The situation is particularly bad in places like Shuafat, a refugee camp a few minutes away from the Old City. Shuafat lies beyond the concrete barrier built by Israel in the mid-2000s, after a wave of Palestinian suicide bombings.
To reach the rest of Jerusalem, Shuafat residents must cue to get through a caged-iron walkway that crosses the barrier. About 100,000 Palestinians live beyond the barrier but are still Jerusalemites.
"The wall brought panic," said Adi Lustigman, a lawyer who represents Palestinians in citizenship applications. "People were afraid that after their homes were put behind it that their residency will be stripped and rights taken away."
Citizenship is seen as a block against that, said Lustigman, who confirmed that applications have shot up in recent years.

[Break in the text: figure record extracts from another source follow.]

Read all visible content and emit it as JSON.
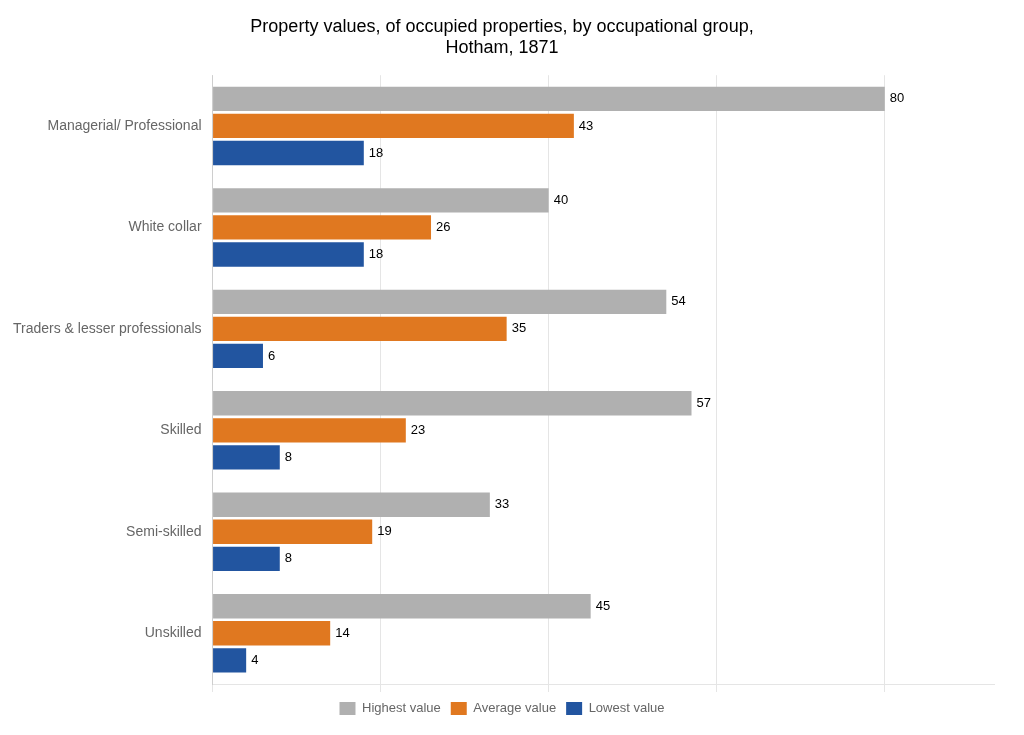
{
  "chart_data": {
    "type": "bar",
    "orientation": "horizontal",
    "title": "Property values, of occupied properties, by occupational group,\nHotham, 1871",
    "categories": [
      "Managerial/ Professional",
      "White collar",
      "Traders & lesser professionals",
      "Skilled",
      "Semi-skilled",
      "Unskilled"
    ],
    "series": [
      {
        "name": "Highest value",
        "color": "#b0b0b0",
        "values": [
          80,
          40,
          54,
          57,
          33,
          45
        ]
      },
      {
        "name": "Average value",
        "color": "#e07820",
        "values": [
          43,
          26,
          35,
          23,
          19,
          14
        ]
      },
      {
        "name": "Lowest value",
        "color": "#2255a0",
        "values": [
          18,
          18,
          6,
          8,
          8,
          4
        ]
      }
    ],
    "xlim": [
      0,
      93
    ],
    "xticks": [
      0,
      20,
      40,
      60,
      80
    ],
    "grid": true,
    "tick_labels": "y",
    "data_labels": true,
    "legend": "bottom"
  }
}
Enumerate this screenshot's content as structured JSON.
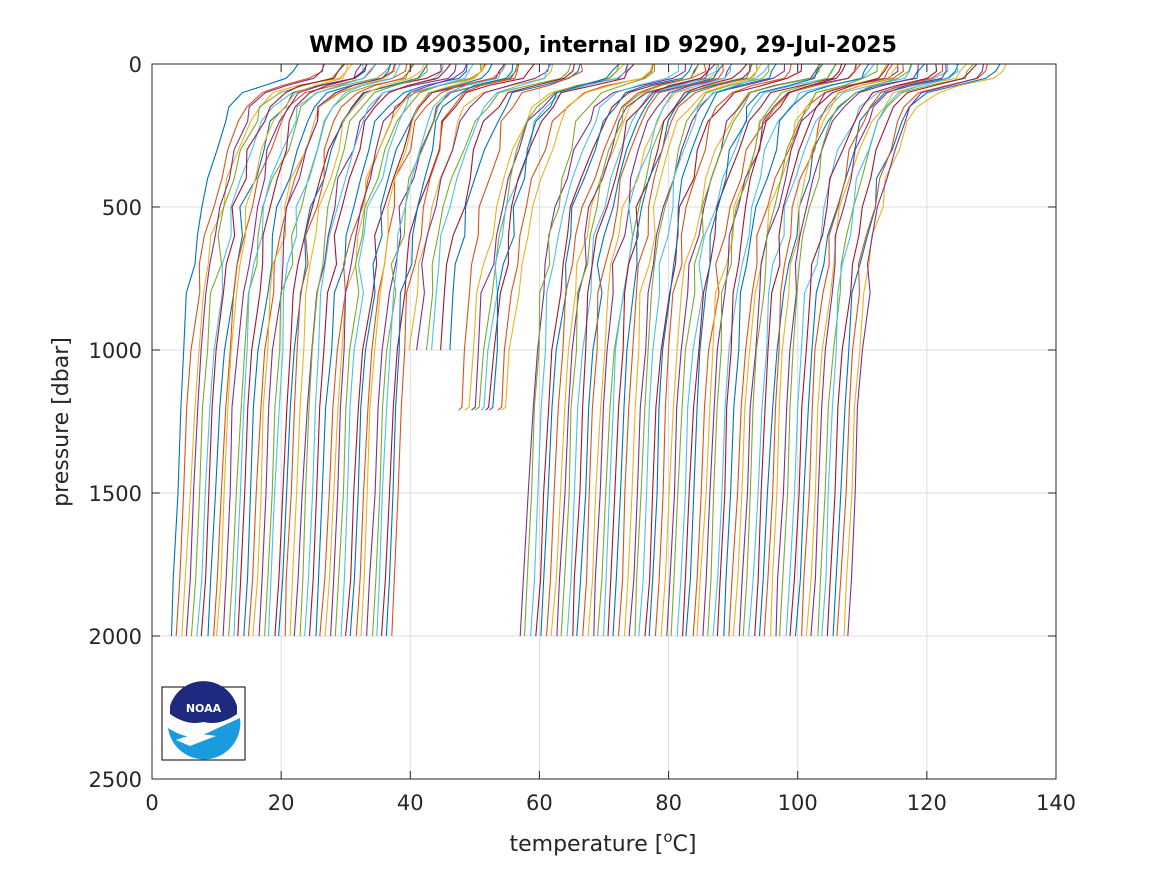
{
  "chart_data": {
    "type": "line",
    "title": "WMO ID 4903500, internal ID 9290, 29-Jul-2025",
    "xlabel": "temperature [",
    "xlabel_sup": "o",
    "xlabel_end": "C]",
    "ylabel": "pressure [dbar]",
    "xlim": [
      0,
      140
    ],
    "ylim": [
      2500,
      0
    ],
    "y_reversed": true,
    "grid": true,
    "legend": "none",
    "x_ticks": [
      0,
      20,
      40,
      60,
      80,
      100,
      120,
      140
    ],
    "y_ticks": [
      0,
      500,
      1000,
      1500,
      2000,
      2500
    ],
    "x_tick_labels": [
      "0",
      "20",
      "40",
      "60",
      "80",
      "100",
      "120",
      "140"
    ],
    "y_tick_labels": [
      "0",
      "500",
      "1000",
      "1500",
      "2000",
      "2500"
    ],
    "profile_pressure_levels": [
      0,
      25,
      50,
      75,
      100,
      150,
      200,
      300,
      400,
      500,
      600,
      700,
      800,
      1000,
      1200,
      1500,
      1800,
      2000
    ],
    "profile_shape_offsets": [
      22.0,
      21.6,
      20.5,
      16.0,
      12.5,
      10.5,
      9.3,
      7.8,
      6.5,
      5.3,
      4.6,
      3.9,
      3.3,
      2.5,
      1.9,
      1.4,
      0.8,
      0.3
    ],
    "profile_offset_step": 0.8,
    "series_groups": [
      {
        "name": "",
        "count": 44,
        "x_at_2000": [
          3.0,
          37.2
        ],
        "max_pressure": 2000
      },
      {
        "name": "",
        "count": 6,
        "x_at_1000": [
          39.5,
          46.0
        ],
        "max_pressure": 1000
      },
      {
        "name": "",
        "count": 9,
        "x_at_1200": [
          48.0,
          54.5
        ],
        "max_pressure": 1210
      },
      {
        "name": "",
        "count": 64,
        "x_at_2000": [
          57.0,
          107.8
        ],
        "max_pressure": 2015
      }
    ],
    "colors": [
      "#0072bd",
      "#d95319",
      "#edb120",
      "#7e2f8e",
      "#77ac30",
      "#4dbeee",
      "#a2142f"
    ]
  },
  "logo": {
    "text": "NOAA"
  }
}
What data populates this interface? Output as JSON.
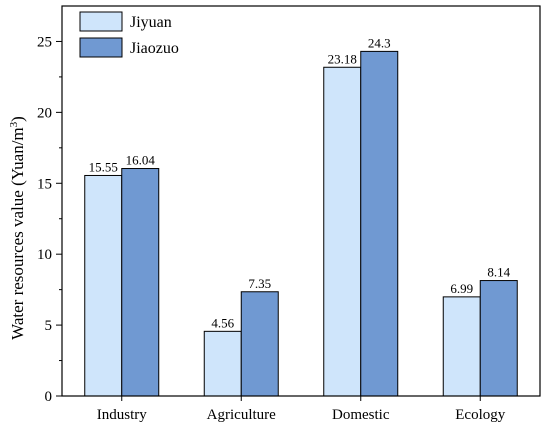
{
  "chart_data": {
    "type": "bar",
    "categories": [
      "Industry",
      "Agriculture",
      "Domestic",
      "Ecology"
    ],
    "series": [
      {
        "name": "Jiyuan",
        "values": [
          15.55,
          4.56,
          23.18,
          6.99
        ],
        "labels": [
          "15.55",
          "4.56",
          "23.18",
          "6.99"
        ],
        "color": "#cfe5fb"
      },
      {
        "name": "Jiaozuo",
        "values": [
          16.04,
          7.35,
          24.3,
          8.14
        ],
        "labels": [
          "16.04",
          "7.35",
          "24.3",
          "8.14"
        ],
        "color": "#7099d2"
      }
    ],
    "title": "",
    "xlabel": "",
    "ylabel": "Water resources value (Yuan/m",
    "ylabel_superscript": "3",
    "ylabel_suffix": ")",
    "ylim": [
      0,
      27.5
    ],
    "yticks": [
      0,
      5,
      10,
      15,
      20,
      25
    ],
    "ytick_labels": [
      "0",
      "5",
      "10",
      "15",
      "20",
      "25"
    ],
    "grid": false,
    "legend_position": "top-left"
  }
}
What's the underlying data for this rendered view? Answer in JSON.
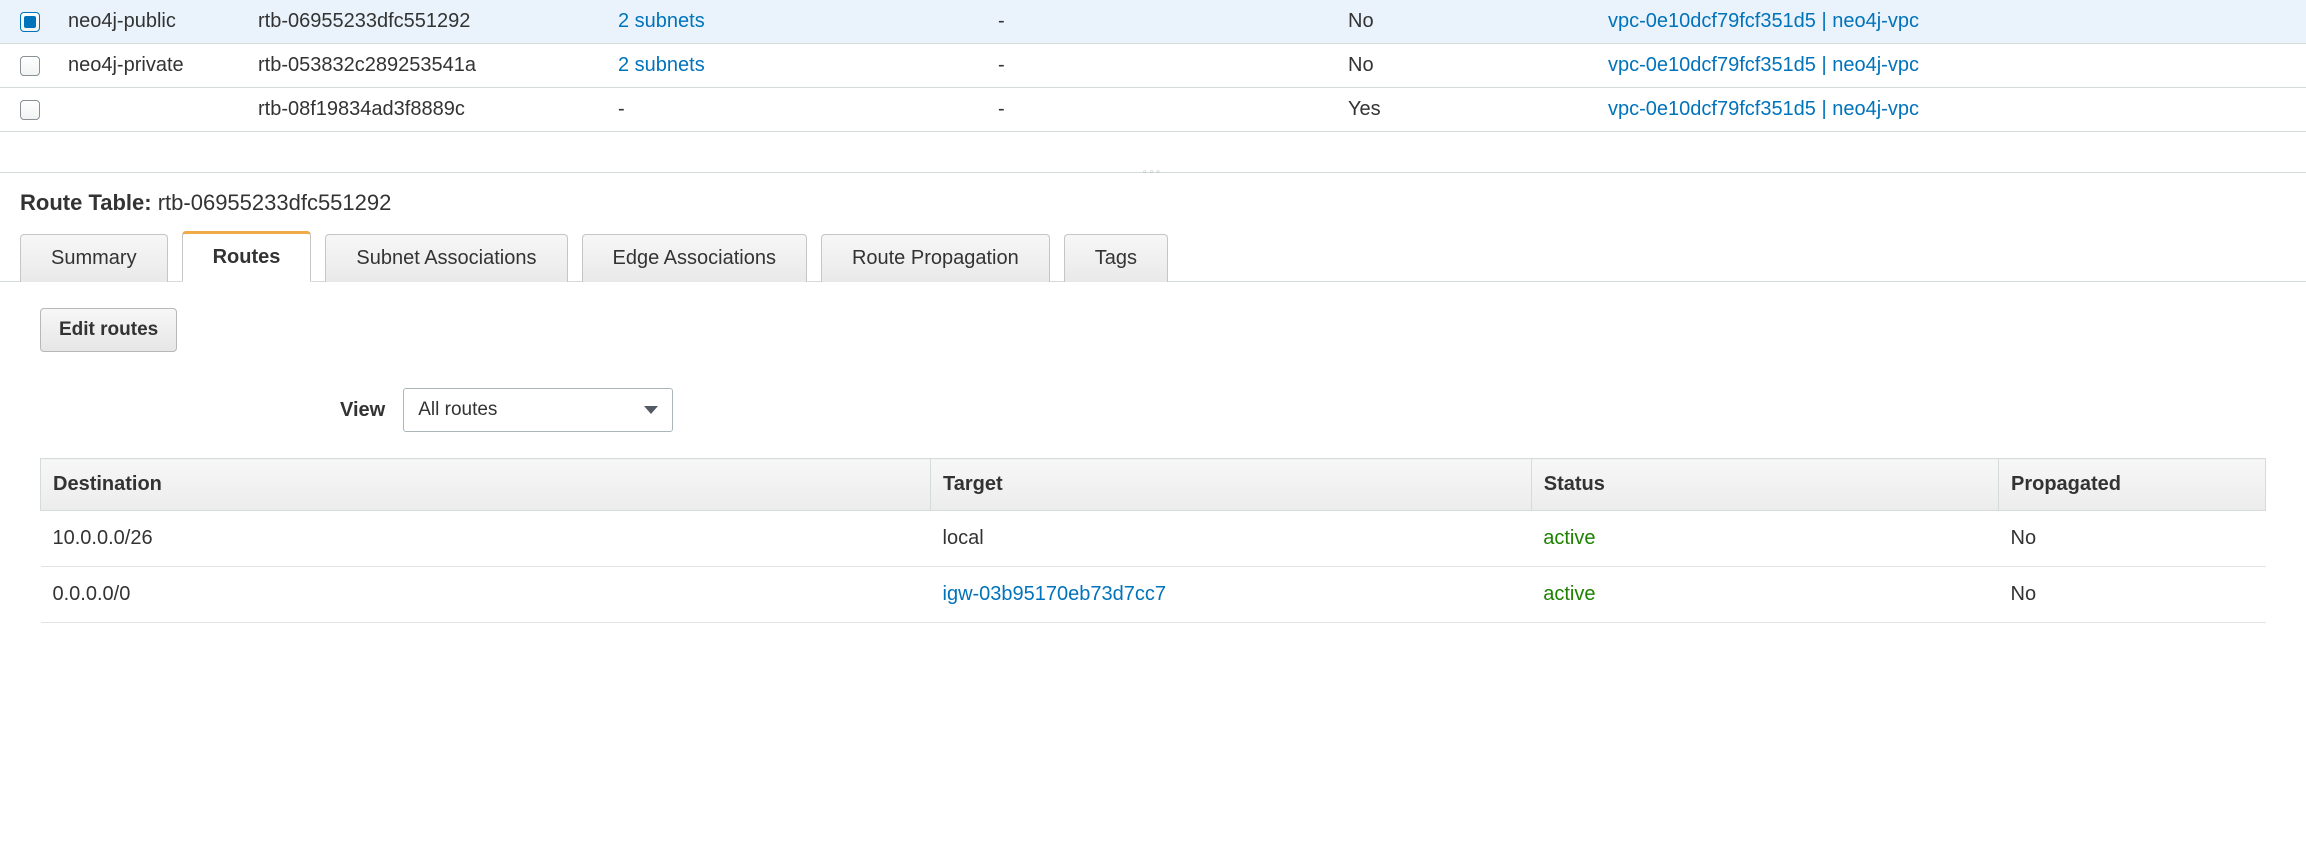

The fraught decisions over identity come at a time when political and religious tensions are high in Jerusalem, and yet integration has to an extent been rising.
The most visible sign of that is the city's light-rail system which allows passengers - a mix of ultra-Orthodox Jews, secular Israelis, Palestinians and tourists - quick access to west Jerusalem shopping centers, markets and parks. More Palestinians, albeit in small numbers, have also been moving into predominantly Jewish neighborhoods and even settlements on occupied land.
Khalil Tafakji, a map expert and former member of the Palestinian negotiating team, said political deadlock - the sense that years of striving for an independent Palestinian state were going nowhere - was driving numbers up.
"If this continues, what will the Palestinians negotiate about? They want to negotiate on the land – they have already lost the land," he said. "They want to negotiate for the population and the population is being lost."
Israel, he said, was trying to strengthen its hold on Jerusalem demographically, a process helped by Palestinians taking up Israeli citizenship. Since 1967, around 24,000 Palestinians had made the switch, he said, equivalent to almost 10 percent of the East Jerusalem Palestinian population. The demographic impact is even wider when one considers that the children of those who become Israeli citizens are born Israeli.
Israeli Interior Minister Silvan Shalom rejected the demographic argument. "This will not affect negotiations with the Palestinians, which encompass far greater and wider issues," said Shalom, whose portfolio includes Palestinian affairs.